Mécanismes de régulation de l’expression des facteurs de virulence : Pour ajouter à la complexité de la pathogenèse du SGA, plusieurs données ont mené à une compréhension détaillée des dynamiques d’expression des facteurs de virulence. Le parfait exemple en est SpeB. Il est exprimé très faiblement durant la phase précoce de croissance, permettant aux molécules de surface telles que protéine M et PrtF1 d’interagir avec les cellules de l’hôte et contribuant à l’adhésion. Puis au cours de la croissance, SpeB est sur-régulé en réponse à des stimuli environnementaux (pH, stress nutritionnel). A ce stade, SpeB inactive par

dégradation protéique les molécules de surface du SGA, a priori responsable du détachement du microorganisme de ses sites d’adhésion. Simultanément, SpeB dégrade des molécules de la cellule hôte, facilitant la dissémination tissulaire. Pour pouvoir franchir l’étape bactériémique, SpeB pourrait être sous-régulé, rétablissant l’activité de facteurs de virulence tels que la protéine M et la DNase Sda1, favorables à la survie du germe dans le sang. En revanche, bien que SpeB puisse être sous-régulé dans le sang, il a été clairement montré qu’il était produit dans les tissus humains in situ au cours de FN. SpeB est donc un facteur de virulence crucial dans les infections sévères avec destruction tissulaire. De multiples voies de régulation collatérales et s’entrecroisant seraient responsables de ces profils d’expression spatio-temporels particuliers.

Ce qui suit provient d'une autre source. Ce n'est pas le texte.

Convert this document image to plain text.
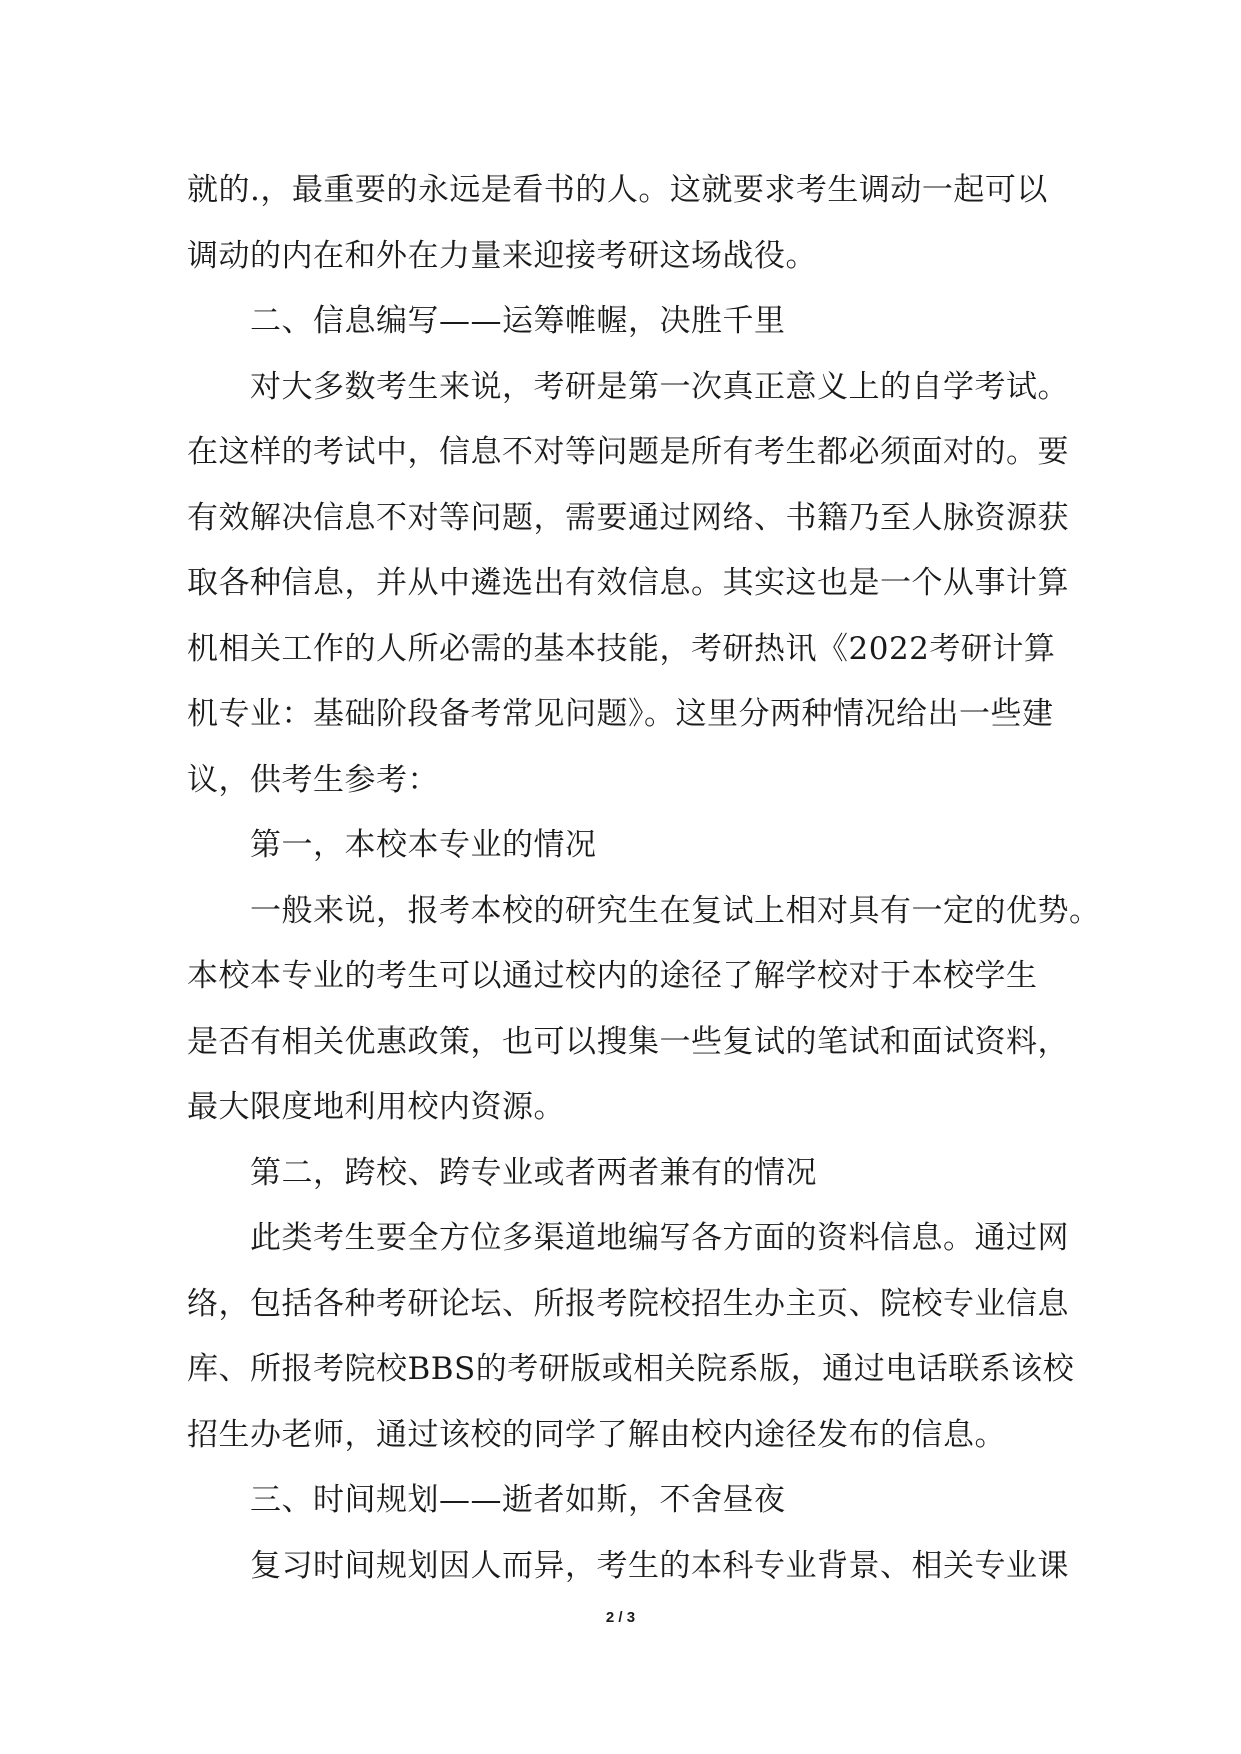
就的.，最重要的永远是看书的人。这就要求考生调动一起可以
调动的内在和外在力量来迎接考研这场战役。
二、信息编写——运筹帷幄，决胜千里
对大多数考生来说，考研是第一次真正意义上的自学考试。
在这样的考试中，信息不对等问题是所有考生都必须面对的。要
有效解决信息不对等问题，需要通过网络、书籍乃至人脉资源获
取各种信息，并从中遴选出有效信息。其实这也是一个从事计算
机相关工作的人所必需的基本技能，考研热讯《2022考研计算
机专业：基础阶段备考常见问题》。这里分两种情况给出一些建
议，供考生参考：
第一，本校本专业的情况
一般来说，报考本校的研究生在复试上相对具有一定的优势。
本校本专业的考生可以通过校内的途径了解学校对于本校学生
是否有相关优惠政策，也可以搜集一些复试的笔试和面试资料，
最大限度地利用校内资源。
第二，跨校、跨专业或者两者兼有的情况
此类考生要全方位多渠道地编写各方面的资料信息。通过网
络，包括各种考研论坛、所报考院校招生办主页、院校专业信息
库、所报考院校BBS的考研版或相关院系版，通过电话联系该校
招生办老师，通过该校的同学了解由校内途径发布的信息。
三、时间规划——逝者如斯，不舍昼夜
复习时间规划因人而异，考生的本科专业背景、相关专业课
2 / 3
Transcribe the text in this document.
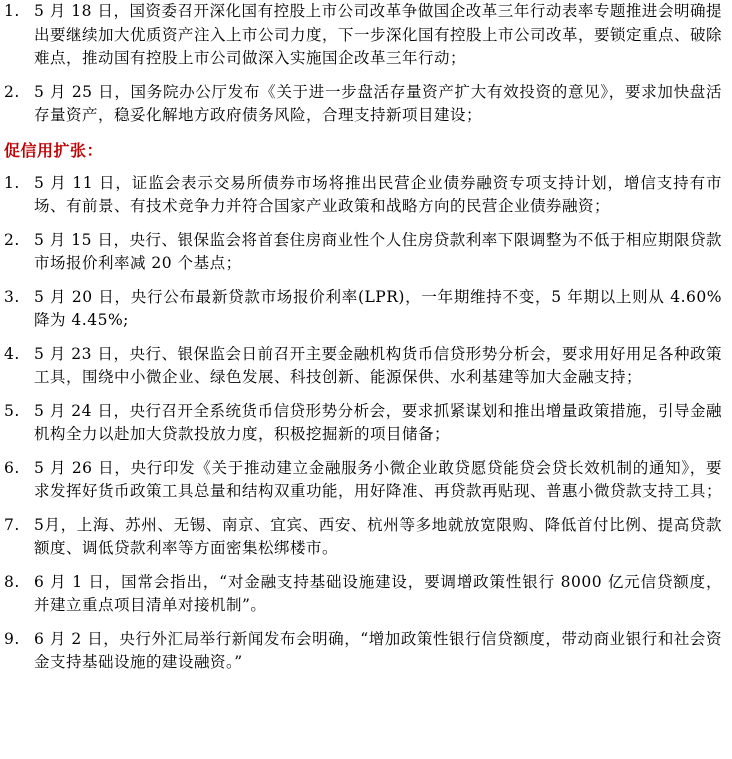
1. 5 月 18 日，国资委召开深化国有控股上市公司改革争做国企改革三年行动表率专题推进会明确提出要继续加大优质资产注入上市公司力度，下一步深化国有控股上市公司改革，要锁定重点、破除难点，推动国有控股上市公司做深入实施国企改革三年行动；
2. 5 月 25 日，国务院办公厅发布《关于进一步盘活存量资产扩大有效投资的意见》，要求加快盘活存量资产，稳妥化解地方政府债务风险，合理支持新项目建设；
促信用扩张：
1. 5 月 11 日，证监会表示交易所债券市场将推出民营企业债券融资专项支持计划，增信支持有市场、有前景、有技术竞争力并符合国家产业政策和战略方向的民营企业债券融资；
2. 5 月 15 日，央行、银保监会将首套住房商业性个人住房贷款利率下限调整为不低于相应期限贷款市场报价利率减 20 个基点；
3. 5 月 20 日，央行公布最新贷款市场报价利率(LPR)，一年期维持不变，5 年期以上则从 4.60%降为 4.45%;
4. 5 月 23 日，央行、银保监会日前召开主要金融机构货币信贷形势分析会，要求用好用足各种政策工具，围绕中小微企业、绿色发展、科技创新、能源保供、水利基建等加大金融支持；
5. 5 月 24 日，央行召开全系统货币信贷形势分析会，要求抓紧谋划和推出增量政策措施，引导金融机构全力以赴加大贷款投放力度，积极挖掘新的项目储备；
6. 5 月 26 日，央行印发《关于推动建立金融服务小微企业敢贷愿贷能贷会贷长效机制的通知》，要求发挥好货币政策工具总量和结构双重功能，用好降准、再贷款再贴现、普惠小微贷款支持工具；
7. 5月，上海、苏州、无锡、南京、宜宾、西安、杭州等多地就放宽限购、降低首付比例、提高贷款额度、调低贷款利率等方面密集松绑楼市。
8. 6 月 1 日，国常会指出，“对金融支持基础设施建设，要调增政策性银行 8000 亿元信贷额度，并建立重点项目清单对接机制”。
9. 6 月 2 日，央行外汇局举行新闻发布会明确，“增加政策性银行信贷额度，带动商业银行和社会资金支持基础设施的建设融资。”
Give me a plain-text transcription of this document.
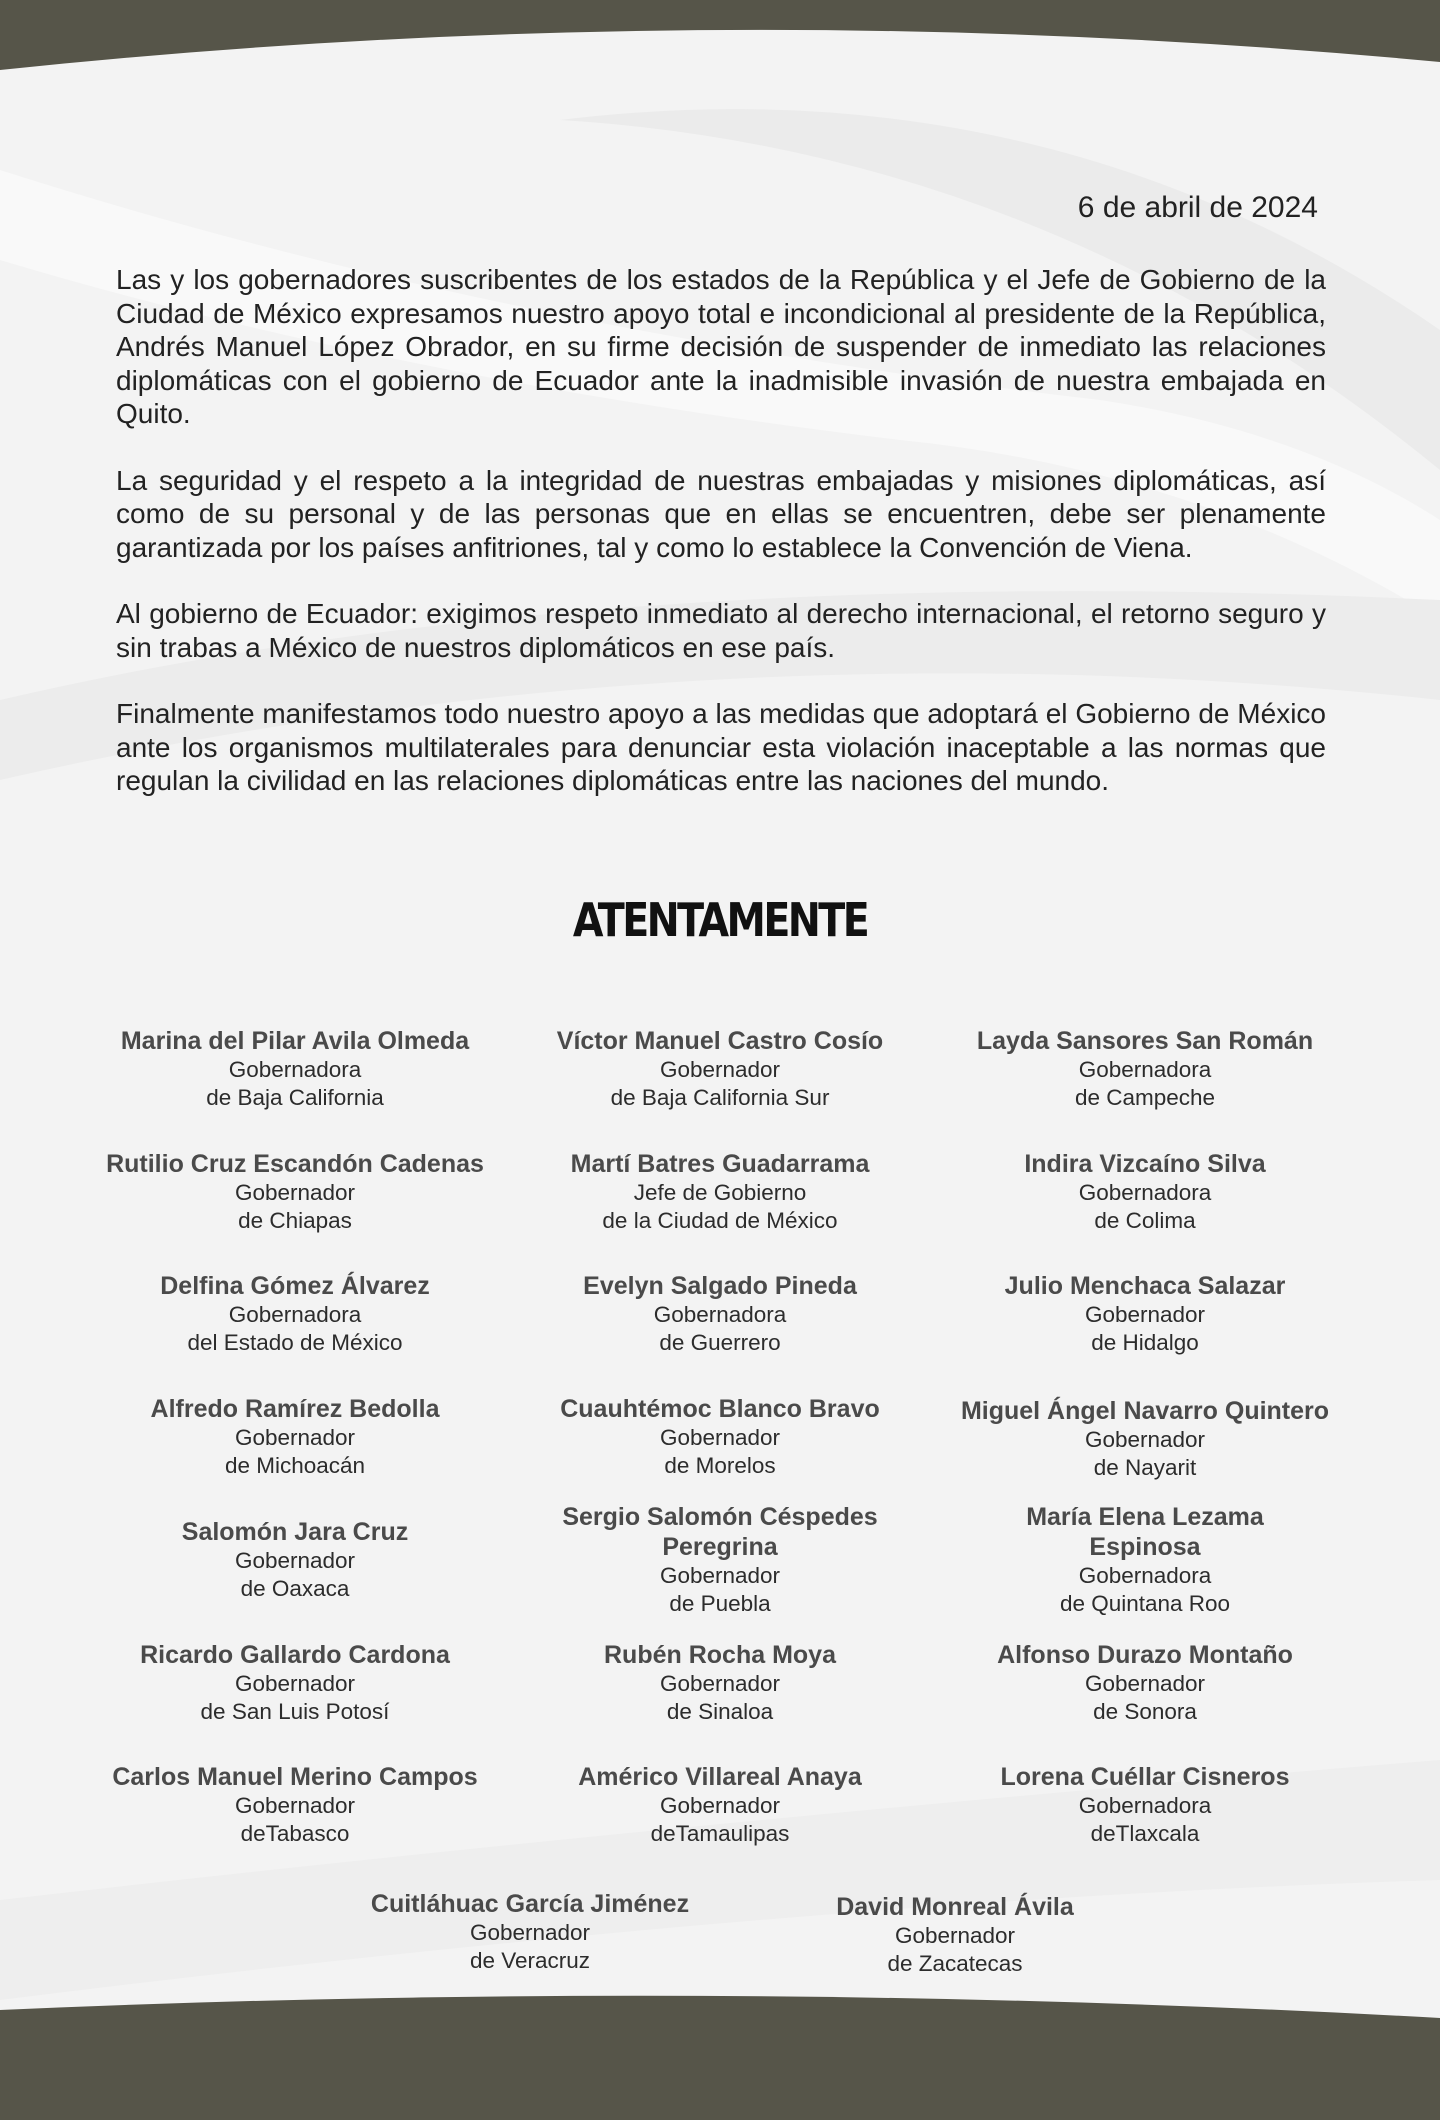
6 de abril de 2024

Las y los gobernadores suscribentes de los estados de la República y el Jefe de Gobierno de la Ciudad de México expresamos nuestro apoyo total e incondicional al presidente de la República, Andrés Manuel López Obrador, en su firme decisión de suspender de inmediato las relaciones diplomáticas con el gobierno de Ecuador ante la inadmisible invasión de nuestra embajada en Quito.

La seguridad y el respeto a la integridad de nuestras embajadas y misiones diplomáticas, así como de su personal y de las personas que en ellas se encuentren, debe ser plenamente garantizada por los países anfitriones, tal y como lo establece la Convención de Viena.

Al gobierno de Ecuador: exigimos respeto inmediato al derecho internacional, el retorno seguro y sin trabas a México de nuestros diplomáticos en ese país.

Finalmente manifestamos todo nuestro apoyo a las medidas que adoptará el Gobierno de México ante los organismos multilaterales para denunciar esta violación inaceptable a las normas que regulan la civilidad en las relaciones diplomáticas entre las naciones del mundo.

ATENTAMENTE
Marina del Pilar Avila Olmeda
Gobernadora
de Baja California
Víctor Manuel Castro Cosío
Gobernador
de Baja California Sur
Layda Sansores San Román
Gobernadora
de Campeche
Rutilio Cruz Escandón Cadenas
Gobernador
de Chiapas
Martí Batres Guadarrama
Jefe de Gobierno
de la Ciudad de México
Indira Vizcaíno Silva
Gobernadora
de Colima
Delfina Gómez Álvarez
Gobernadora
del Estado de México
Evelyn Salgado Pineda
Gobernadora
de Guerrero
Julio Menchaca Salazar
Gobernador
de Hidalgo
Alfredo Ramírez Bedolla
Gobernador
de Michoacán
Cuauhtémoc Blanco Bravo
Gobernador
de Morelos
Miguel Ángel Navarro Quintero
Gobernador
de Nayarit
Salomón Jara Cruz
Gobernador
de Oaxaca
Sergio Salomón Céspedes Peregrina
Gobernador
de Puebla
María Elena Lezama Espinosa
Gobernadora
de Quintana Roo
Ricardo Gallardo Cardona
Gobernador
de San Luis Potosí
Rubén Rocha Moya
Gobernador
de Sinaloa
Alfonso Durazo Montaño
Gobernador
de Sonora
Carlos Manuel Merino Campos
Gobernador
deTabasco
Américo Villareal Anaya
Gobernador
deTamaulipas
Lorena Cuéllar Cisneros
Gobernadora
deTlaxcala
Cuitláhuac García Jiménez
Gobernador
de Veracruz
David Monreal Ávila
Gobernador
de Zacatecas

Facteurs de l’hôte : L’évolution d’une infection ne dépend pas uniquement des facteurs de virulence de la bactérie, mais également de facteurs de l’hôte. Il est bien établi que des individus infectés avec la même souche peuvent développer des manifestations cliniques très différentes. Le rôle important de l’environnement de l’hôte, des comorbidités et de la génétique (haplotypes HLA particuliers (32)) ne sont devenus évidents que récemment. Parmi les patients de pédiatrie, un antécédent de varicelle (103), la présence d’un autre enfant dans le foyer, et l’utilisation récente d’AINS (104) semblent associés à un risque accru d’infections invasives. De façon intéressante, les FN sont relativement rare chez ces jeunes patients (105), suggérant des interactions hôte-pathogène spécifiques de l’âge qui pourraient exister pour les FN et pas pour les autres infections invasives. Parmi les patients adultes, l’usage de drogue intraveineuse, d’AINS, l’alcoolisme, la malignité et le diabète prédisposeraient aux infections invasives (77,80,106). Toutes ces conditions pourraient conférer une immunosuppression relative ou entraîner d’autres défauts anatomiques et/ou physiologiques responsables d’une susceptibilité accrue.